In 1957 a number of seedlings came so close to my ideal, however, that I feel confident that the crossing of the unrelated best cannot fail to bring the desired results. In the meantime, the 1958 crop of seedlings has flowered- from crosses made previous to the 1957 seedlings. These one generation back from the 1957 crop, surprised me with an expected progress. One seedling in particular happily opening during Harold Knowlton's visit here has dead white standards and very clear,smooth, apricot falls. On a seedling plant the flowers were not larger than the medium-sized and may not prove large enough to be worthy of naming. Two other distinctly related seedlings gave pink amoenas of large size and pleasing flared form, but were too dwarf. So the medium-size apricot amoena was crossed to these as well as to the best of the 1957 selections. Amongst other pink amoena crosses- which comprise about two thirds of my 1958 seedling crop-occurred about 20 other pink or apricots amoenas, but though I use these for further breeding they all lack at least one of the many virtues we now ask of a new Iris.

Unusual By-Products
I think it is safe to say that long continued line breeding one colour and particularly for one colour combination, produces some unusual byproducts. This has been very noticeable in my line breeding for pink amoenas. It was natural to expect an apricot amoena as a by-product, but several most unusual colours and colour combinations are emerging from pink bud amoena breeding.

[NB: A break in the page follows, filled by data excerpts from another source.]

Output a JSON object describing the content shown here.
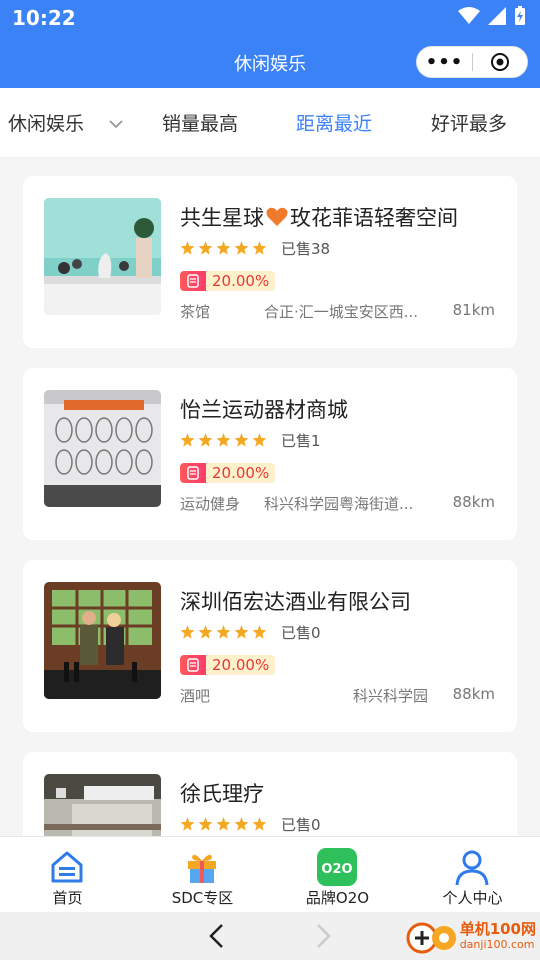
{
  "statusbar": {
    "time": "10:22"
  },
  "navbar": {
    "title": "休闲娱乐",
    "more_label": "•••"
  },
  "filters": [
    {
      "label": "休闲娱乐"
    },
    {
      "label": "销量最高"
    },
    {
      "label": "距离最近"
    },
    {
      "label": "好评最多"
    }
  ],
  "stores": [
    {
      "name": "共生星球",
      "name_suffix": "玫花菲语轻奢空间",
      "rating": 5,
      "sold": "已售38",
      "discount": "20.00%",
      "category": "茶馆",
      "address": "合正·汇一城宝安区西...",
      "distance": "81km"
    },
    {
      "name": "怡兰运动器材商城",
      "rating": 5,
      "sold": "已售1",
      "discount": "20.00%",
      "category": "运动健身",
      "address": "科兴科学园粤海街道...",
      "distance": "88km"
    },
    {
      "name": "深圳佰宏达酒业有限公司",
      "rating": 5,
      "sold": "已售0",
      "discount": "20.00%",
      "category": "酒吧",
      "address": "科兴科学园",
      "distance": "88km"
    },
    {
      "name": "徐氏理疗",
      "rating": 5,
      "sold": "已售0",
      "discount": "",
      "category": "",
      "address": "",
      "distance": ""
    }
  ],
  "tabbar": [
    {
      "label": "首页",
      "icon": "home-icon"
    },
    {
      "label": "SDC专区",
      "icon": "gift-icon"
    },
    {
      "label": "品牌O2O",
      "icon": "o2o-icon"
    },
    {
      "label": "个人中心",
      "icon": "user-icon"
    }
  ],
  "watermark": {
    "title": "单机100网",
    "url": "danji100.com"
  },
  "colors": {
    "primary": "#3b82f6",
    "star": "#f5a623",
    "badge": "#e53935"
  }
}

Possibly this is due to the fact that the yellow amoenas and the pink used in the primary crosses are most recess of characters, and the study care I have taken to avoid introducing any other bloodlines was bound to develop distinctive results other than amoenas.

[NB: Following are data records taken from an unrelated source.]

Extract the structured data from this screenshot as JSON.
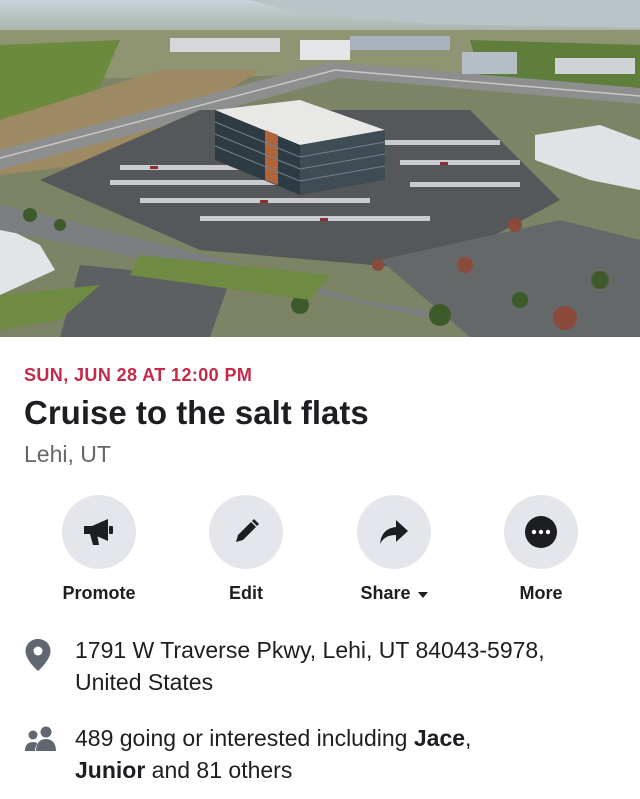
{
  "event": {
    "date_line": "SUN, JUN 28 AT 12:00 PM",
    "title": "Cruise to the salt flats",
    "location_short": "Lehi, UT"
  },
  "cover_photo": {
    "alt": "Aerial photo of an office building surrounded by parking lots and roads"
  },
  "actions": [
    {
      "label": "Promote",
      "icon": "megaphone-icon"
    },
    {
      "label": "Edit",
      "icon": "pencil-icon"
    },
    {
      "label": "Share",
      "icon": "share-arrow-icon"
    },
    {
      "label": "More",
      "icon": "more-dots-icon"
    }
  ],
  "details": {
    "address_line1": "1791 W Traverse Pkwy, Lehi, UT 84043-5978,",
    "address_line2": "United States",
    "attendance_prefix": "489 going or interested including ",
    "attendee_1": "Jace",
    "attendance_sep": ",",
    "attendee_2": "Junior",
    "attendance_suffix": " and 81 others"
  },
  "colors": {
    "date_accent": "#c4294a",
    "button_bg": "#e4e6eb",
    "secondary_text": "#65676b"
  }
}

Amongst my seedlings have shown up white and pastel  blue amoenas with red beards, but other unexpected developments have been strangely will Lucent pearly grey with a pinky blue cast, almost white, but shimmering with ice dust, denoting a texture as well as colour development. These all have self coloured beards.

A number development is rich clear pink standards and soft violet falls. This is lovely where the fall is clear and the colour defined. The standards are always a clear rich pink and the beard is usually tangerine or red. A strangely different pink which has a warm brown cast, making it a cocoa pink, has also appeared- sometimes as a self, and sometimes with a cream standard. Of course if these colours are to be gained in flowers of large size, Heavy substance, and perfect form, much concentrated breeding work will need to be undertaken. But the interesting point is that it is obvious that there are still a long way to go before we can say we have exhausted the possibilities of new colours, and new colour combinations, which are based within the tangerine bearded pink complex.

Must Line Breed
I should emphasise that the development of these new recessive combinations and colours have a one almighty "must" attach to them. Whoever develops any one of these new colours which are emerging must attack the problem by means of line breeding. In no other way can I see these, until recently hidden, recessives being given the attributes of first-class garden irises. There will be no shortcuts via the introduction of other irises of dominant colours- and don't forget that any orthodox colour is dominant in relation to a recessive combination.
Outside the pink amoena breeding, and amongst my brown amoena crosses, has shown up another development which should not entailed much further breeding to give a perfect flower and a new colour combination. This is an Iris with pale blue standards and rich walnut brown falls- a sort of brown neglecta. The only faults one of the seedlings has which prevents me from naming it is rather close branching and flowers which are hardly large enough. However, with a nearly related brown amoena of good size and excellent branching available for use to correct these faults it should not be too difficult to get results.
Mrs W.R.Stevens, Bastia Hill, Wanganui New Zealand.

The above insightful letter from Jean Stevens was written to be read at the Region 14 convention in Porterville, Spring 1959. Letters from noted breeders were selected by Bill Schortman. The above extract was published in the Region 14 Fall 1959 regional bulletin.